There will be several speakers at the seminar, and Deputy Neville said he would be looking at some of the statistics around suicide and some of the risk factors. He is also planning to address the issue of youth suicide and some of the reasons, “which are very complex.”
He is also planning to cover some of the changes that have taken place in society and the recent increase in suicide that has come with the recession – “the loss of employment and how it affects the person, how it affects their self-esteem, how it affects their relationship within their family, an increase in marriage breakdown, an increase in levels of depression and anxiety, and issues around financial difficulties, especially around the threatened loss of a home.”

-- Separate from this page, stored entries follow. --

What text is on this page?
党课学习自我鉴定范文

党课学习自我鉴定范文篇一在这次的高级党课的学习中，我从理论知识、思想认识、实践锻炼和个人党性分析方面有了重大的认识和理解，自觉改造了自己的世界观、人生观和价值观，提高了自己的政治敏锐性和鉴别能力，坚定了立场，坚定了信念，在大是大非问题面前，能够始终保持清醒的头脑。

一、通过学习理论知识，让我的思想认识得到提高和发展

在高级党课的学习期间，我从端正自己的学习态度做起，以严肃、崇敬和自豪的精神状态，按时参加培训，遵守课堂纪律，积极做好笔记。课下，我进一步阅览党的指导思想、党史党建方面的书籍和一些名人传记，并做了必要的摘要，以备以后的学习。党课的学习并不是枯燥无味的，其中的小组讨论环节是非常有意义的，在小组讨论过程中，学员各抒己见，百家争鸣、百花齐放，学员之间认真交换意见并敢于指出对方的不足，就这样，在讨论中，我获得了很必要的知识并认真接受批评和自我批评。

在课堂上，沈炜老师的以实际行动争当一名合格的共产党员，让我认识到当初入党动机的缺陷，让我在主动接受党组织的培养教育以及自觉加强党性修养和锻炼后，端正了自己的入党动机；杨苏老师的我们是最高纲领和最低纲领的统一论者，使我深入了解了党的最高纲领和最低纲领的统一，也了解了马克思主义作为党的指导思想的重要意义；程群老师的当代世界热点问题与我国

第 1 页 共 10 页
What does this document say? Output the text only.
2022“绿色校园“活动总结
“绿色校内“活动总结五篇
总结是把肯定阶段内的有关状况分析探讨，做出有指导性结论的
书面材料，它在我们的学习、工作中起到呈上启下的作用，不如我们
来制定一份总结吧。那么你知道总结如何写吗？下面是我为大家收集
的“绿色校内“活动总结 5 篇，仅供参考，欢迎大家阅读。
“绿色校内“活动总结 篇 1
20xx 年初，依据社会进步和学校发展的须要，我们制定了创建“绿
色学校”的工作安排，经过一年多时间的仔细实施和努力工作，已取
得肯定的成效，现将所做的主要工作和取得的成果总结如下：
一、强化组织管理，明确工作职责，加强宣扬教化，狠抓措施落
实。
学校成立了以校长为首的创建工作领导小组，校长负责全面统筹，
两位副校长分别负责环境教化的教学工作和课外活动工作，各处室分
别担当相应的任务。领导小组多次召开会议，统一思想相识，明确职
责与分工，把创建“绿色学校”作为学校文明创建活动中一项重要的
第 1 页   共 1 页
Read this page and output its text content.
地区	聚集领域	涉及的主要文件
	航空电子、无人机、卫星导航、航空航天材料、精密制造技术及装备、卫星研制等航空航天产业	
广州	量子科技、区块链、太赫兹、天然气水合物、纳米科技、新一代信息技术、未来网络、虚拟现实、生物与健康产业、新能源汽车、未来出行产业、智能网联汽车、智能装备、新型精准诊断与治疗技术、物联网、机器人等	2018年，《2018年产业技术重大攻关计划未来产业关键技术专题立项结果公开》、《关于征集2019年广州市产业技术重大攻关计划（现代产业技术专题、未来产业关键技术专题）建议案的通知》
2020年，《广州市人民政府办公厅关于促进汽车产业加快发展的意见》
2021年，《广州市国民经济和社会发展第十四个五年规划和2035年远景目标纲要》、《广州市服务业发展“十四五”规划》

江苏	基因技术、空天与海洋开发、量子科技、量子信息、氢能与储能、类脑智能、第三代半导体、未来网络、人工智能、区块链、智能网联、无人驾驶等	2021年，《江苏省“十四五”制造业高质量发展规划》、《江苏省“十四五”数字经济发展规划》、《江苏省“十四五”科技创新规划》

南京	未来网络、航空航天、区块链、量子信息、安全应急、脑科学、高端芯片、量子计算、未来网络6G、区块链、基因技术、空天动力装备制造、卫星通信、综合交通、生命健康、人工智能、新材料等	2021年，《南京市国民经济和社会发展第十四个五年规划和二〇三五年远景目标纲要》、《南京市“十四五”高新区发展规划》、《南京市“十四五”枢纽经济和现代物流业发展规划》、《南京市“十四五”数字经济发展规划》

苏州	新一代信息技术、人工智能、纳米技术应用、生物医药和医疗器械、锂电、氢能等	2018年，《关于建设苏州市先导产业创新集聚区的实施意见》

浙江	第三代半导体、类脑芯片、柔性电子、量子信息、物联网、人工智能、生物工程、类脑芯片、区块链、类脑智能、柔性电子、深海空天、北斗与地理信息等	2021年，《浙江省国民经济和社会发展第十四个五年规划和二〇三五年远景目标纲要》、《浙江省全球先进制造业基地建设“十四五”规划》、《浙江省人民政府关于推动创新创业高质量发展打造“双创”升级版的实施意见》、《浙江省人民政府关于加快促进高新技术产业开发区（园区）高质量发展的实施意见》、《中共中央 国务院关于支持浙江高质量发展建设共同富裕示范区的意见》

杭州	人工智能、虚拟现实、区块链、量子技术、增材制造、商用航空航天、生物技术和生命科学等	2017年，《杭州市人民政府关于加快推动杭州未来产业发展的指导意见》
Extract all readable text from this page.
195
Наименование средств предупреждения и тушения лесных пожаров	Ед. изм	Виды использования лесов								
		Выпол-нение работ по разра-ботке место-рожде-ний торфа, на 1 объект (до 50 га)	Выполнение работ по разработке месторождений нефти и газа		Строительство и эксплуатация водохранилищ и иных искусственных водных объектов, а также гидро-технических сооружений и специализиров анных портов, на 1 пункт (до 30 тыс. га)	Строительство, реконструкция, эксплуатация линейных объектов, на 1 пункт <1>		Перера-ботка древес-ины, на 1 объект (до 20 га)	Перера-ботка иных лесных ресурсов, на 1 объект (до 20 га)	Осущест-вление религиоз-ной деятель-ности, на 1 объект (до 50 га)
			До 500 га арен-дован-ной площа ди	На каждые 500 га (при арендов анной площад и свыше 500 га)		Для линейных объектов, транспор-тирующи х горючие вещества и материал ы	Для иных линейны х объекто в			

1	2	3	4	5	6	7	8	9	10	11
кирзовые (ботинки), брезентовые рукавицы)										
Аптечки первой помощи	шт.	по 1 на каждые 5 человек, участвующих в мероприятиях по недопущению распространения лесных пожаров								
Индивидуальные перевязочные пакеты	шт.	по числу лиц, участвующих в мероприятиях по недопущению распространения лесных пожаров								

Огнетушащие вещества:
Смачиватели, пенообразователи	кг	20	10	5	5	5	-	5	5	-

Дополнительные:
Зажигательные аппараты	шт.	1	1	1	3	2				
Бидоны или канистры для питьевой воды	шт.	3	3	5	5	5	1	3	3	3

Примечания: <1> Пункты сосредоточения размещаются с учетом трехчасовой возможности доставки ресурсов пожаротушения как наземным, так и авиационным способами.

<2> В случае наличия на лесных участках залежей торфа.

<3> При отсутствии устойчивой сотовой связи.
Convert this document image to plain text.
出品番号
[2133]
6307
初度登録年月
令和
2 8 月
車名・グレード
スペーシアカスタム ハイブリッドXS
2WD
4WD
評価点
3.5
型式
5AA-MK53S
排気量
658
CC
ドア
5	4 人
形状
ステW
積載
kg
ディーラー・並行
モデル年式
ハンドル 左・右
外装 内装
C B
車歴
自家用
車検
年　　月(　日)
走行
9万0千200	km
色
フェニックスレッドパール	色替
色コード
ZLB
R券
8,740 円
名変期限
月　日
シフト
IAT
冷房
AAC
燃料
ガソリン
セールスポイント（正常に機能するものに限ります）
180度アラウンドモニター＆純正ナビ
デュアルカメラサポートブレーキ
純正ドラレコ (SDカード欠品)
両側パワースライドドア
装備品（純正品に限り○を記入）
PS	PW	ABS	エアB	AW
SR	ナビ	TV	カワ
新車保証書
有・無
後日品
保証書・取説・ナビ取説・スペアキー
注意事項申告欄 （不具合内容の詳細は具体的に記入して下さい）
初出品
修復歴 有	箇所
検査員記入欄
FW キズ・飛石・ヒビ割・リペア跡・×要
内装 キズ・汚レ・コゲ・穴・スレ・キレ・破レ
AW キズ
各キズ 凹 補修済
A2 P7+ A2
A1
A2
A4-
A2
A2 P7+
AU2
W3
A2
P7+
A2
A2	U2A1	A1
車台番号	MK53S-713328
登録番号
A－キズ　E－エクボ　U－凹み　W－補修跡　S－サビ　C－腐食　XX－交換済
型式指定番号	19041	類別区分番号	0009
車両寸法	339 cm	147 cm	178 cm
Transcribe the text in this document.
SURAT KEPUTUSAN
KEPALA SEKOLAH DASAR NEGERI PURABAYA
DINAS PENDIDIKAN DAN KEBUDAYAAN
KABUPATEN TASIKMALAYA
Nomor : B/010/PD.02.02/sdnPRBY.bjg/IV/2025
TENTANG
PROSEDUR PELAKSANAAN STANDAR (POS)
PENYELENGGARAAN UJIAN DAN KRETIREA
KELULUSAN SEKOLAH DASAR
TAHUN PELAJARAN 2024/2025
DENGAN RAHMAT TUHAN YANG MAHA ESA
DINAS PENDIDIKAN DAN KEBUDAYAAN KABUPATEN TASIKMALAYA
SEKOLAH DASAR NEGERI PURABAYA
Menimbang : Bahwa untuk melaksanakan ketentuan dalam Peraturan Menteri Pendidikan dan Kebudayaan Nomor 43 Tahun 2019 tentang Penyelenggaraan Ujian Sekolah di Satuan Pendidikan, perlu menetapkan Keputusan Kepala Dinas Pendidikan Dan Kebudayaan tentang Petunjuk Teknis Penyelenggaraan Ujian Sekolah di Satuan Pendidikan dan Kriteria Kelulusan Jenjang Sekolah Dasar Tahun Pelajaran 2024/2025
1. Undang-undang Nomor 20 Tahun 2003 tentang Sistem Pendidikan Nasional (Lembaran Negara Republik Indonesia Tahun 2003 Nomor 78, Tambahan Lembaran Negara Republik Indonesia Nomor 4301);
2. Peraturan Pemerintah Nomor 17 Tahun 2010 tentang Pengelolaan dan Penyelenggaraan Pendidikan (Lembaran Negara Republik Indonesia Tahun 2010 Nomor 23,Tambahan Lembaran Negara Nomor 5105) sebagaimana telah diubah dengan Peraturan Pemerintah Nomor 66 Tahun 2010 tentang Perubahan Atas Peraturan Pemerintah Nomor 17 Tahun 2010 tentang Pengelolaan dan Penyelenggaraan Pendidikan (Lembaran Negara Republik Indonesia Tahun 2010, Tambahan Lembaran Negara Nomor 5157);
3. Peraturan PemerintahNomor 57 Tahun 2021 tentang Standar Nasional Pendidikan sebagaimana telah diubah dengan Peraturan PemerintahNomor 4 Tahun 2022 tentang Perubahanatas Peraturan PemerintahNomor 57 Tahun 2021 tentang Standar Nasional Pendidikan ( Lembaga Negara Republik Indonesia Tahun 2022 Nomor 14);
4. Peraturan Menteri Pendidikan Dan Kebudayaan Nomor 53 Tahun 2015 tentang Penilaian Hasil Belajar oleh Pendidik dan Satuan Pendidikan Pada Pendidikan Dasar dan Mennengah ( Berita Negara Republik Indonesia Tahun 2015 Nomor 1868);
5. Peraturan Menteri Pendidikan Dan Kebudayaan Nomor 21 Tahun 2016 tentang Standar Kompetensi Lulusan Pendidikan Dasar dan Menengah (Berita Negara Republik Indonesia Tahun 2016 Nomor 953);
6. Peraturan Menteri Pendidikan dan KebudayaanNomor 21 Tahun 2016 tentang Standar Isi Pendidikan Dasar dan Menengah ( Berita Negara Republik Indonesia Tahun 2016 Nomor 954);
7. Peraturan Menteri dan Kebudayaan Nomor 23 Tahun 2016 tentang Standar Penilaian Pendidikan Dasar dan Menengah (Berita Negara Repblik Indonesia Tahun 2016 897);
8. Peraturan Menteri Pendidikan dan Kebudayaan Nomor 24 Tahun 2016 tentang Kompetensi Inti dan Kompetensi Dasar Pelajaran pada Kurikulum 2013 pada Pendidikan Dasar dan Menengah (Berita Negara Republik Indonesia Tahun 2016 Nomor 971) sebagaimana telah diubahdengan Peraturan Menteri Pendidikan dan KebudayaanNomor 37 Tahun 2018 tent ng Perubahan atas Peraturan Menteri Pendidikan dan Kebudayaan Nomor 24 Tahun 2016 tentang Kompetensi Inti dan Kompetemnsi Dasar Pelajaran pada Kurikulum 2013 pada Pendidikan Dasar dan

It’s a cause to which Deputy Neville has devoted a considerable amount of time, and it was his efforts in the early 1990s that helped lead to suicide being decriminalised in Ireland in 1993.
For too many years, he said, “suicide was part of the hidden Ireland. Nobody spoke about it; there were statistics but it was not debated in the media. It was a taboo subject.”
The effort to reduce the level of suicide in Ireland remains an uphill battle, although it is clear that some gains have been made.
“To be honest, when I started out with this I was on a continuum from zero to 10 and I was hoping to get to 10, where everything would be fine. I think I’m at two – maybe three,” Deputy Neville said, acknowledging that at least “it’s better than zero.”
“It is progress,” he said, “but it is very limited and we need a lot more.”